In Vitro Gastrointestinal Digestion and Microbial Hydrolysis of Hydroxytyrosol-SCFA and Tyrosol-SCFA Acyl Esters: Controlled-Release of SCFAs and Polyphenols.

Phenolipids such as hydroxytyrosol-SCFA acyl esters (HTy-SEs) and tyrosol-SCFA acyl esters (TYr-SEs) with various alkyl chains lengths (C1-C4) and different isomers (branched-chain and straight-chain) were successfully synthesized. All esters were hydrolyzed by pancreatic lipase to produce polyphenols (HTy and TYr) and SCFAs (iso-butyric acid, acetic acid, propionic acid, and n-butyric acid). Moreover, HTy-SEs (and TYr-SEs) could also be hydrolyzed to free HTy (and TYr) and SCFAs by gut microbiota and Lactobacillus from mice feces. Especially, the hydrolysis rates showed positive correlation with the carbon skeleton length, and the hydrolysis degree (DH) of ester with a branched-chain fatty acid was weaker than that of ester with a straight-chain fatty acid. Besides, the DH values of TYr -SEs were significantly higher than those of HTy-SEs. Therefore, through regulating the structures of polyphenols, carbon skeleton lengths, and isomers, controlled-release of polyphenols and SCFAs from phenolipids will be easily achieved.

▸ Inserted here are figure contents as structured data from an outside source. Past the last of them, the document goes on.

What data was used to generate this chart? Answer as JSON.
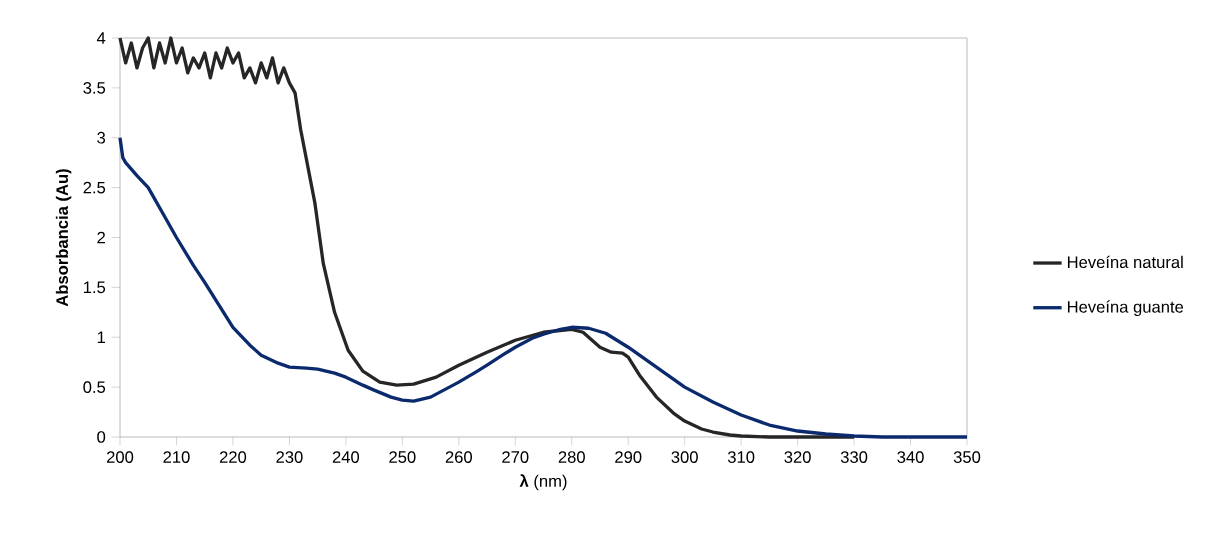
{
  "chart_data": {
    "type": "line",
    "xlabel": "**λ** (nm)",
    "ylabel": "Absorbancia  (Au)",
    "xlim": [
      200,
      350
    ],
    "ylim": [
      0,
      4
    ],
    "xticks": [
      200,
      210,
      220,
      230,
      240,
      250,
      260,
      270,
      280,
      290,
      300,
      310,
      320,
      330,
      340,
      350
    ],
    "yticks": [
      0,
      0.5,
      1,
      1.5,
      2,
      2.5,
      3,
      3.5,
      4
    ],
    "grid": false,
    "legend": "right",
    "marker": "none",
    "line_style": "solid",
    "series": [
      {
        "name": "Heveína natural",
        "color": "#262626",
        "x": [
          200,
          201,
          202,
          203,
          204,
          205,
          206,
          207,
          208,
          209,
          210,
          211,
          212,
          213,
          214,
          215,
          216,
          217,
          218,
          219,
          220,
          221,
          222,
          223,
          224,
          225,
          226,
          227,
          228,
          229,
          230,
          231,
          232,
          234.5,
          236,
          238,
          240.4,
          243,
          246,
          249,
          252,
          256,
          260,
          265,
          270,
          275,
          280,
          282,
          285,
          287,
          289,
          290,
          292,
          295,
          298,
          300,
          303,
          305,
          308,
          310,
          315,
          320,
          330
        ],
        "values": [
          4.0,
          3.75,
          3.95,
          3.7,
          3.9,
          4.0,
          3.7,
          3.95,
          3.75,
          4.0,
          3.75,
          3.9,
          3.65,
          3.8,
          3.7,
          3.85,
          3.6,
          3.85,
          3.7,
          3.9,
          3.75,
          3.85,
          3.6,
          3.7,
          3.55,
          3.75,
          3.6,
          3.8,
          3.55,
          3.7,
          3.55,
          3.45,
          3.08,
          2.35,
          1.74,
          1.25,
          0.87,
          0.66,
          0.55,
          0.52,
          0.53,
          0.6,
          0.72,
          0.85,
          0.97,
          1.05,
          1.08,
          1.05,
          0.9,
          0.85,
          0.84,
          0.8,
          0.62,
          0.4,
          0.24,
          0.16,
          0.08,
          0.05,
          0.02,
          0.01,
          0,
          0,
          0
        ]
      },
      {
        "name": "Heveína guante",
        "color": "#0b2a6e",
        "x": [
          200,
          200.5,
          201,
          203,
          205,
          208,
          210,
          213,
          215,
          218,
          220,
          223,
          225,
          228,
          230,
          233,
          235,
          238,
          240,
          243,
          245,
          248,
          250,
          252,
          255,
          258,
          260,
          263,
          265,
          268,
          270,
          273,
          275,
          278,
          280,
          283,
          286,
          290,
          295,
          300,
          305,
          310,
          315,
          320,
          325,
          330,
          335,
          340,
          350
        ],
        "values": [
          3.0,
          2.8,
          2.75,
          2.62,
          2.5,
          2.2,
          2.0,
          1.72,
          1.55,
          1.28,
          1.1,
          0.92,
          0.82,
          0.74,
          0.7,
          0.69,
          0.68,
          0.64,
          0.6,
          0.52,
          0.47,
          0.4,
          0.37,
          0.36,
          0.4,
          0.49,
          0.55,
          0.65,
          0.72,
          0.83,
          0.9,
          0.99,
          1.03,
          1.08,
          1.1,
          1.09,
          1.04,
          0.9,
          0.7,
          0.5,
          0.35,
          0.22,
          0.12,
          0.06,
          0.03,
          0.01,
          0,
          0,
          0
        ]
      }
    ]
  }
}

The potential of hydroxytyrosol fatty acid esters to enhance oral bioavailabilities of hydroxytyrosol and fatty acids: Continuous and slow-release ability in small intestine and blood.

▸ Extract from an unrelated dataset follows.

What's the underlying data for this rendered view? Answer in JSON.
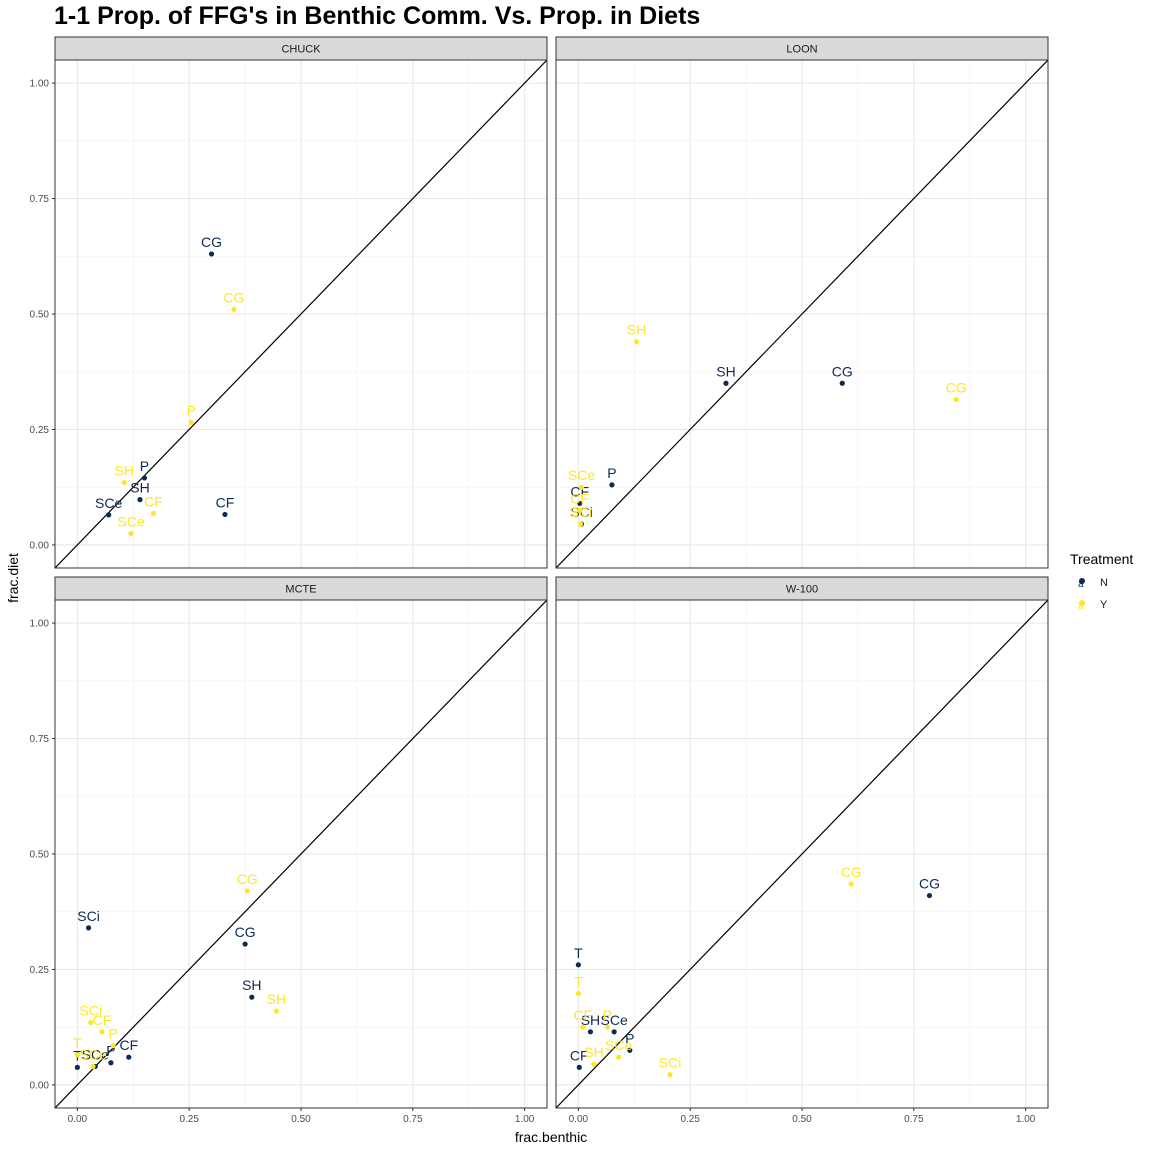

HPLC-UV analysis in rat everted gut sac and in vitro simulated digestion models indicated that hydroxytyrosol fatty acid esters (HTy-Es) could be hydrolyzed by pancreatic lipase to slow-release of free fatty acids (FAs) and HTy. Meanwhile, the HTy-Es, the liberated FAs and the HTy could cross the membrane and were transported into blood circulation. HTy-Es were further hydrolyzed by carboxylesterase in in vitro rat plasma hydrolysis model, which also showed slow-release of FAs (C1-C4) and HTy. Especially, the rates of hydrolysis and transport initially increased and then decreased with the increasing alkyl chain length. Besides, the above rates of the HTy-Es with a straight chain were greater than those of its isomer with a branched chain. Therefore, the above-mentioned continuous and slow-release of FAs and HTy in small intestine and blood clearly demonstrated that HTy-Es would be an effective approach to enhance oral bioavailabilities of free fatty acids and hydroxytyrosol.